If the TTL is too short and your endpoint experiences high queue times, jobs may expire before a worker ever picks them up—regardless of the execution timeout setting. For long-running jobs or endpoints with variable queue times, set TTL to comfortably cover both expected queue time and execution time.
You can override this on a per-request basis using the ttl field in the job policy.

Result retention

After a job completes, the system retains the results for a limited time. This retention period is separate from the Job TTL and cannot be extended:
Request typeResult retentionNotes
Asynchronous (/run)30 minutesRetrieve results via /status/{job_id}
Synchronous (/runsync)1 minuteResults returned in the response; also available via /status/{job_id}
Once the retention period expires, the job data is permanently deleted.

Performance features

FlashBoot

FlashBoot reduces cold start times by retaining the state of worker resources shortly after they spin down. This allows the system to “revive” a worker much faster than a standard fresh boot. FlashBoot is most effective on endpoints with consistent traffic, where workers frequently cycle between active and idle states.

Model

The Model field allows you to select from a list of cached models. When selected, Runpod schedules your workers on host machines that already have these large model files pre-loaded. This significantly reduces the time required to load models during worker initialization.

Advanced settings

Data centers

You can restrict your endpoint to specific geographical regions. For maximum reliability and availability, we recommend allowing all data centers. Restricting this list decreases the pool of available GPUs your endpoint can draw from.

Network volumes

Network volumes provide persistent storage that survives worker restarts.
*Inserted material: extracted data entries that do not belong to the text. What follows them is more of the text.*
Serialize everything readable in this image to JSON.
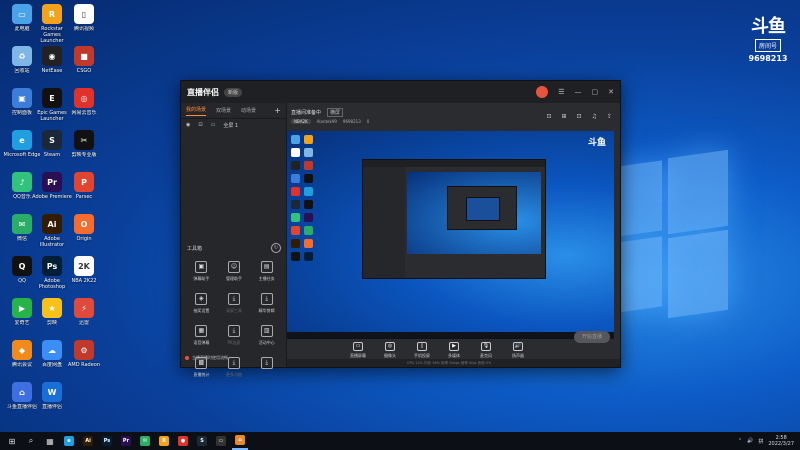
{
  "desktop": {
    "icons": [
      {
        "label": "此电脑",
        "color": "#4aa3e8",
        "glyph": "▭"
      },
      {
        "label": "Rockstar Games Launcher",
        "color": "#f3a21b",
        "glyph": "R"
      },
      {
        "label": "腾讯视频",
        "color": "#ffffff",
        "glyph": "▯"
      },
      {
        "label": "回收站",
        "color": "#7fb6e6",
        "glyph": "♻"
      },
      {
        "label": "NetEase",
        "color": "#222222",
        "glyph": "◉"
      },
      {
        "label": "CSGO",
        "color": "#c0392b",
        "glyph": "■"
      },
      {
        "label": "控制面板",
        "color": "#3b7dd8",
        "glyph": "▣"
      },
      {
        "label": "Epic Games Launcher",
        "color": "#111111",
        "glyph": "E"
      },
      {
        "label": "网易云音乐",
        "color": "#e0322b",
        "glyph": "◎"
      },
      {
        "label": "Microsoft Edge",
        "color": "#1f9ee0",
        "glyph": "e"
      },
      {
        "label": "Steam",
        "color": "#1b2838",
        "glyph": "S"
      },
      {
        "label": "剪映专业版",
        "color": "#111111",
        "glyph": "✂"
      },
      {
        "label": "QQ音乐",
        "color": "#31c27c",
        "glyph": "♪"
      },
      {
        "label": "Adobe Premiere",
        "color": "#2a0f55",
        "glyph": "Pr"
      },
      {
        "label": "Parsec",
        "color": "#e2452f",
        "glyph": "P"
      },
      {
        "label": "微信",
        "color": "#2aae67",
        "glyph": "✉"
      },
      {
        "label": "Adobe Illustrator",
        "color": "#331c00",
        "glyph": "Ai"
      },
      {
        "label": "Origin",
        "color": "#f56c2d",
        "glyph": "O"
      },
      {
        "label": "QQ",
        "color": "#111111",
        "glyph": "Q"
      },
      {
        "label": "Adobe Photoshop",
        "color": "#001e36",
        "glyph": "Ps"
      },
      {
        "label": "NBA 2K22",
        "color": "#ffffff",
        "glyph": "2K"
      },
      {
        "label": "爱奇艺",
        "color": "#25b34a",
        "glyph": "▶"
      },
      {
        "label": "剪映",
        "color": "#f6c21a",
        "glyph": "★"
      },
      {
        "label": "迅雷",
        "color": "#e04a3a",
        "glyph": "⚡"
      },
      {
        "label": "腾讯会议",
        "color": "#f08a1a",
        "glyph": "◆"
      },
      {
        "label": "百度网盘",
        "color": "#3a8ef6",
        "glyph": "☁"
      },
      {
        "label": "AMD Radeon",
        "color": "#c0392b",
        "glyph": "⚙"
      },
      {
        "label": "斗鱼直播伴侣",
        "color": "#3d6fe0",
        "glyph": "⌂"
      },
      {
        "label": "直播伴侣",
        "color": "#1a6fd6",
        "glyph": "W"
      }
    ]
  },
  "badge": {
    "logo": "斗鱼",
    "tag": "房间号",
    "room": "9698213"
  },
  "app": {
    "brand": "直播伴侣",
    "version": "新版",
    "titlebar_icons": [
      "☰",
      "—",
      "▢",
      "✕"
    ],
    "tabs": [
      {
        "label": "我的场景",
        "active": true
      },
      {
        "label": "双场景",
        "active": false
      },
      {
        "label": "动场景",
        "active": false
      }
    ],
    "scene_label": "全屏 1",
    "tools_title": "工具箱",
    "tools": [
      {
        "label": "弹幕助手",
        "glyph": "▣",
        "dim": false
      },
      {
        "label": "管理助手",
        "glyph": "☺",
        "dim": false
      },
      {
        "label": "主播任务",
        "glyph": "▤",
        "dim": false
      },
      {
        "label": "抽奖设置",
        "glyph": "◈",
        "dim": false
      },
      {
        "label": "录屏工具",
        "glyph": "⤓",
        "dim": true
      },
      {
        "label": "精华剪辑",
        "glyph": "⤓",
        "dim": false
      },
      {
        "label": "语音弹幕",
        "glyph": "▦",
        "dim": false
      },
      {
        "label": "PK连麦",
        "glyph": "⤓",
        "dim": true
      },
      {
        "label": "活动中心",
        "glyph": "▥",
        "dim": false
      },
      {
        "label": "直播统计",
        "glyph": "▩",
        "dim": false
      },
      {
        "label": "更多功能",
        "glyph": "⤓",
        "dim": true
      },
      {
        "label": "",
        "glyph": "⤓",
        "dim": true
      }
    ],
    "tips": "主播直播时使用流畅",
    "status": {
      "text": "直播间准备中",
      "tag": "横屏"
    },
    "meta": {
      "pill": "NBA2K",
      "user": "Alantek99",
      "room": "9698213",
      "fans": "0"
    },
    "head_icons": [
      "⊡",
      "⊞",
      "⊡",
      "♫",
      "⇪"
    ],
    "bottom_tools": [
      {
        "label": "直播屏幕",
        "glyph": "▭"
      },
      {
        "label": "摄像头",
        "glyph": "◎"
      },
      {
        "label": "手机投屏",
        "glyph": "▯"
      },
      {
        "label": "多媒体",
        "glyph": "▶"
      },
      {
        "label": "麦克风",
        "glyph": "🎙"
      },
      {
        "label": "扬声器",
        "glyph": "🔊"
      }
    ],
    "go_live": "开始直播",
    "stats": "CPU 12%   内存 38%   码率 0kbps   帧率 0fps   丢帧 0%"
  },
  "taskbar": {
    "apps": [
      {
        "glyph": "⊞",
        "color": "",
        "active": false
      },
      {
        "glyph": "⌕",
        "color": "",
        "active": false
      },
      {
        "glyph": "▦",
        "color": "",
        "active": false
      },
      {
        "glyph": "e",
        "color": "#1f9ee0",
        "active": false
      },
      {
        "glyph": "Ai",
        "color": "#331c00",
        "active": false
      },
      {
        "glyph": "Ps",
        "color": "#001e36",
        "active": false
      },
      {
        "glyph": "Pr",
        "color": "#2a0f55",
        "active": false
      },
      {
        "glyph": "✉",
        "color": "#2aae67",
        "active": false
      },
      {
        "glyph": "R",
        "color": "#f3a21b",
        "active": false
      },
      {
        "glyph": "●",
        "color": "#e0322b",
        "active": false
      },
      {
        "glyph": "S",
        "color": "#1b2838",
        "active": false
      },
      {
        "glyph": "▭",
        "color": "#333333",
        "active": false
      },
      {
        "glyph": "⌂",
        "color": "#e88a2a",
        "active": true
      }
    ],
    "tray_icons": [
      "⌃",
      "🔊",
      "拼"
    ],
    "time": "2:58",
    "date": "2022/3/27"
  }
}
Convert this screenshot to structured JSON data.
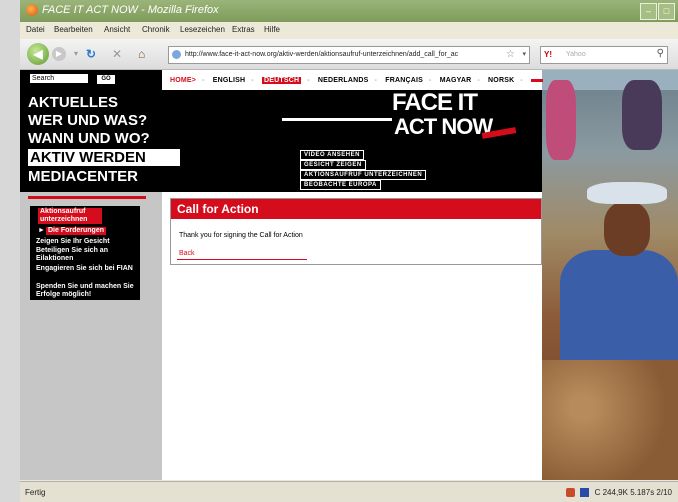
{
  "window": {
    "title": "FACE IT ACT NOW - Mozilla Firefox"
  },
  "menu": [
    "Datei",
    "Bearbeiten",
    "Ansicht",
    "Chronik",
    "Lesezeichen",
    "Extras",
    "Hilfe"
  ],
  "address": {
    "url": "http://www.face-it-act-now.org/aktiv-werden/aktionsaufruf-unterzeichnen/add_call_for_ac"
  },
  "search_bar": {
    "placeholder": "Yahoo"
  },
  "header": {
    "search_label": "Search",
    "go_label": "GO",
    "home": "HOME>",
    "languages": [
      "ENGLISH",
      "DEUTSCH",
      "NEDERLANDS",
      "FRANÇAIS",
      "MAGYAR",
      "NORSK"
    ],
    "active_language": "DEUTSCH"
  },
  "main_nav": [
    "AKTUELLES",
    "WER UND WAS?",
    "WANN UND WO?",
    "AKTIV WERDEN",
    "MEDIACENTER"
  ],
  "logo": {
    "line1": "FACE IT",
    "line2": "ACT NOW"
  },
  "sub_nav": [
    "VIDEO ANSEHEN",
    "GESICHT ZEIGEN",
    "AKTIONSAUFRUF UNTERZEICHNEN",
    "BEOBACHTE EUROPA"
  ],
  "left_menu": {
    "current": "Aktionsaufruf unterzeichnen",
    "items": [
      "Die Forderungen",
      "Zeigen Sie Ihr Gesicht",
      "Beteiligen Sie sich an Eilaktionen",
      "Engagieren Sie sich bei FIAN",
      "Spenden Sie und machen Sie Erfolge möglich!"
    ]
  },
  "call_for_action": {
    "heading": "Call for Action",
    "message": "Thank you for signing the Call for Action",
    "back_label": "Back"
  },
  "status": {
    "text": "Fertig",
    "right": "C 244,9K 5.187s 2/10"
  },
  "colors": {
    "accent": "#d40c1c",
    "nav_bg": "#000000"
  }
}
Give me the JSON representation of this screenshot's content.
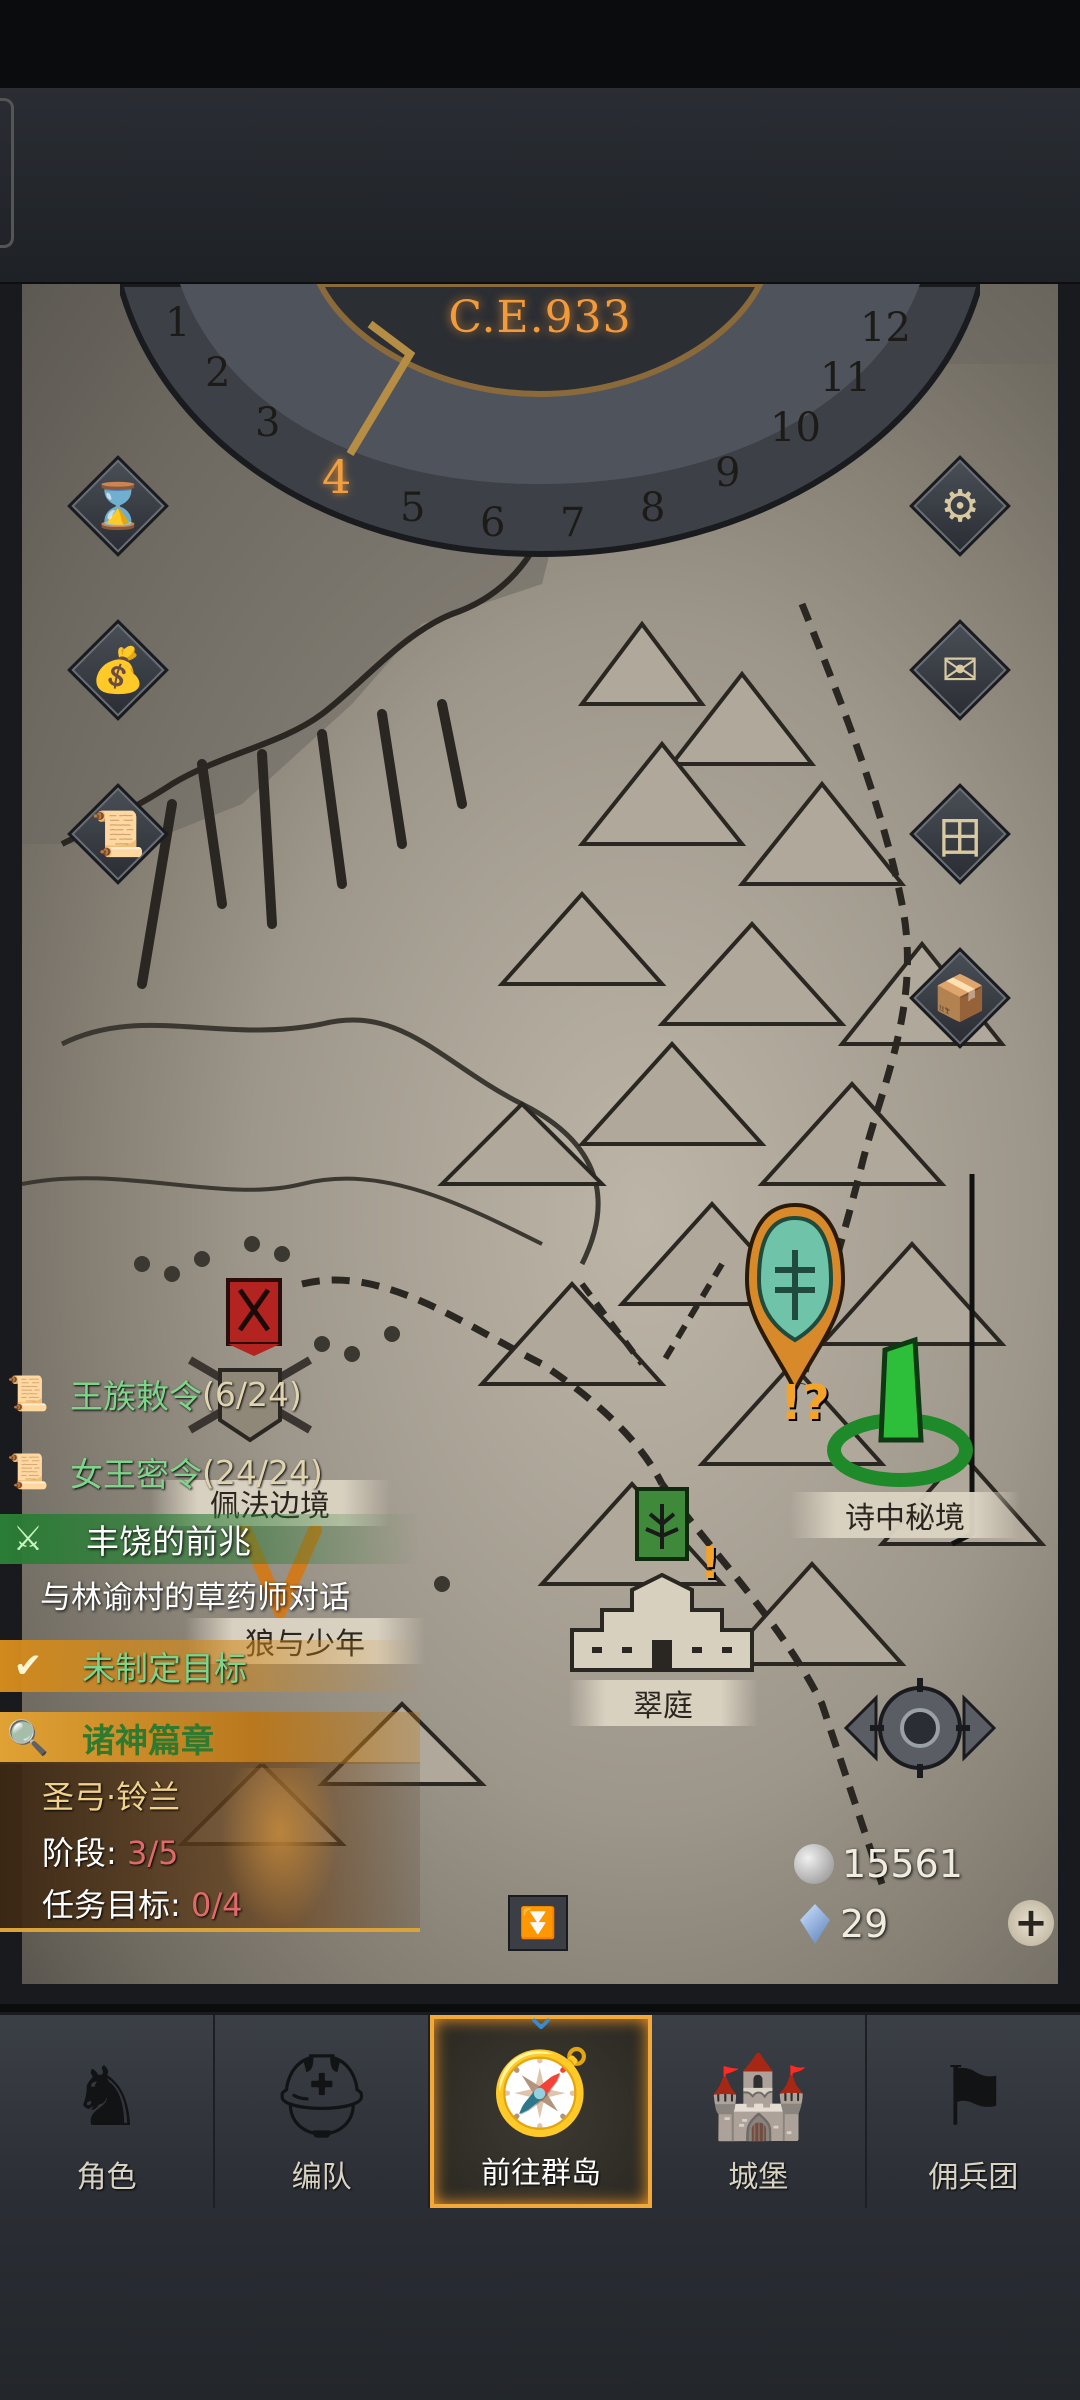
{
  "calendar": {
    "era": "C.E.933",
    "months": [
      "1",
      "2",
      "3",
      "4",
      "5",
      "6",
      "7",
      "8",
      "9",
      "10",
      "11",
      "12"
    ],
    "current_month": "4"
  },
  "left_buttons": [
    {
      "name": "hourglass-button",
      "icon": "hourglass-icon",
      "glyph": "⌛"
    },
    {
      "name": "bag-button",
      "icon": "money-bag-icon",
      "glyph": "💰"
    },
    {
      "name": "scroll-button",
      "icon": "scroll-icon",
      "glyph": "📜"
    }
  ],
  "right_buttons": [
    {
      "name": "settings-button",
      "icon": "gear-icon",
      "glyph": "⚙"
    },
    {
      "name": "mail-button",
      "icon": "envelope-icon",
      "glyph": "✉"
    },
    {
      "name": "grid-button",
      "icon": "window-grid-icon",
      "glyph": "田"
    },
    {
      "name": "inventory-button",
      "icon": "bag-and-crate-icon",
      "glyph": "📦"
    }
  ],
  "quests": {
    "royal_order": {
      "label": "王族敕令",
      "count": "(6/24)"
    },
    "queen_order": {
      "label": "女王密令",
      "count": "(24/24)"
    },
    "main_quest": {
      "title": "丰饶的前兆",
      "task": "与林谕村的草药师对话"
    },
    "unset_goal": {
      "label": "未制定目标"
    },
    "epic": {
      "title": "诸神篇章",
      "hero": "圣弓·铃兰",
      "stage_label": "阶段: ",
      "stage_value": "3/5",
      "goal_label": "任务目标: ",
      "goal_value": "0/4"
    }
  },
  "locations": {
    "peifa_border": "佩法边境",
    "wolf_and_boy": "狼与少年",
    "cuiting": "翠庭",
    "poem_secret": "诗中秘境"
  },
  "currency": {
    "silver": "15561",
    "crystal": "29"
  },
  "nav": {
    "items": [
      {
        "label": "角色",
        "name": "nav-character",
        "icon": "knight-icon",
        "glyph": "♞"
      },
      {
        "label": "编队",
        "name": "nav-formation",
        "icon": "helmet-icon",
        "glyph": "⛑"
      },
      {
        "label": "前往群岛",
        "name": "nav-archipelago",
        "icon": "compass-icon",
        "glyph": "🧭"
      },
      {
        "label": "城堡",
        "name": "nav-castle",
        "icon": "castle-icon",
        "glyph": "🏰"
      },
      {
        "label": "佣兵团",
        "name": "nav-mercenary",
        "icon": "banner-icon",
        "glyph": "⚑"
      }
    ],
    "active": "前往群岛"
  },
  "colors": {
    "accent_orange": "#f39a3a",
    "quest_green": "#7ed48a",
    "stage_red": "#e06a6a"
  }
}
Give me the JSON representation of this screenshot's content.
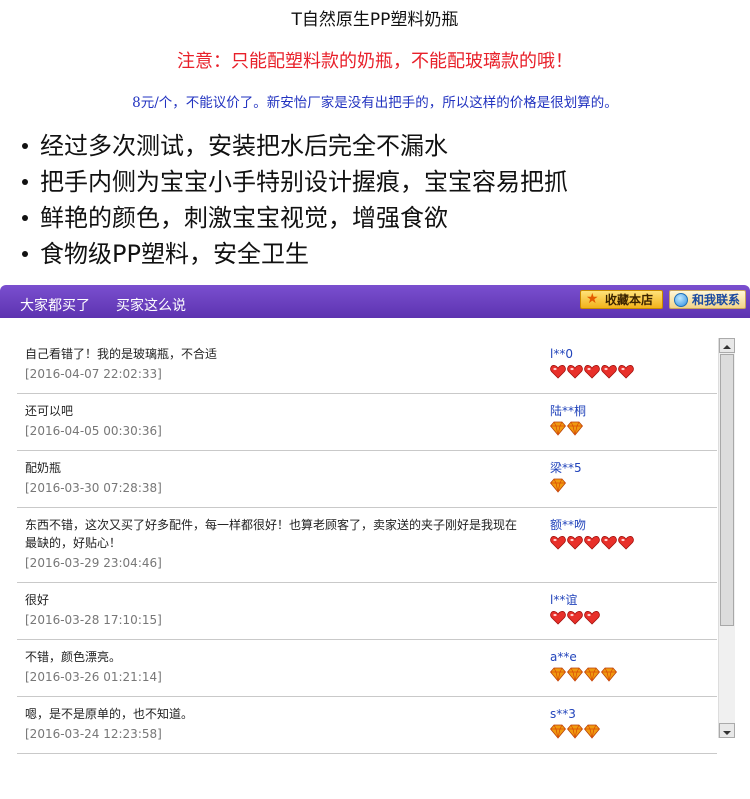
{
  "header": {
    "title": "T自然原生PP塑料奶瓶",
    "warning": "注意：只能配塑料款的奶瓶，不能配玻璃款的哦！",
    "price_note": "8元/个，不能议价了。新安怡厂家是没有出把手的，所以这样的价格是很划算的。"
  },
  "features": [
    "经过多次测试，安装把水后完全不漏水",
    "把手内侧为宝宝小手特别设计握痕，宝宝容易把抓",
    "鲜艳的颜色，刺激宝宝视觉，增强食欲",
    " 食物级PP塑料，安全卫生"
  ],
  "tabs": {
    "tab1": "大家都买了",
    "tab2": "买家这么说"
  },
  "buttons": {
    "favorite": "收藏本店",
    "contact": "和我联系"
  },
  "colors": {
    "bar": "#6a3fc0",
    "heart": "#e8302a",
    "diamond": "#f09a10",
    "user": "#2244bb"
  },
  "reviews": [
    {
      "comment": "自己看错了！我的是玻璃瓶，不合适",
      "date": "[2016-04-07 22:02:33]",
      "user": "l**0",
      "badge_type": "heart",
      "badge_count": 5
    },
    {
      "comment": "还可以吧",
      "date": "[2016-04-05 00:30:36]",
      "user": "陆**桐",
      "badge_type": "diamond",
      "badge_count": 2
    },
    {
      "comment": "配奶瓶",
      "date": "[2016-03-30 07:28:38]",
      "user": "梁**5",
      "badge_type": "diamond",
      "badge_count": 1
    },
    {
      "comment": "东西不错，这次又买了好多配件，每一样都很好！也算老顾客了，卖家送的夹子刚好是我现在最缺的，好贴心！",
      "date": "[2016-03-29 23:04:46]",
      "user": "额**吻",
      "badge_type": "heart",
      "badge_count": 5
    },
    {
      "comment": "很好",
      "date": "[2016-03-28 17:10:15]",
      "user": "l**谊",
      "badge_type": "heart",
      "badge_count": 3
    },
    {
      "comment": "不错，颜色漂亮。",
      "date": "[2016-03-26 01:21:14]",
      "user": "a**e",
      "badge_type": "diamond",
      "badge_count": 4
    },
    {
      "comment": "嗯，是不是原单的，也不知道。",
      "date": "[2016-03-24 12:23:58]",
      "user": "s**3",
      "badge_type": "diamond",
      "badge_count": 3
    }
  ]
}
While they enable data sharing between workers, they introduce network latency and restrict your endpoint to the specific data center where the volume resides. Use network volumes only if your workload specifically requires shared persistence or datasets larger than the container limit.

CUDA version selection

This filter ensures your workers are scheduled on host machines with compatible drivers. While you should select the version your code requires, we recommend also selecting all newer versions. CUDA is generally backward compatible, and selecting a wider range of versions increases the pool of available hardware.

Expose HTTP/TCP ports

Enabling this option exposes the public IP and port of the worker, allowing for direct external communication. This is required for applications that need persistent connections, such as WebSockets.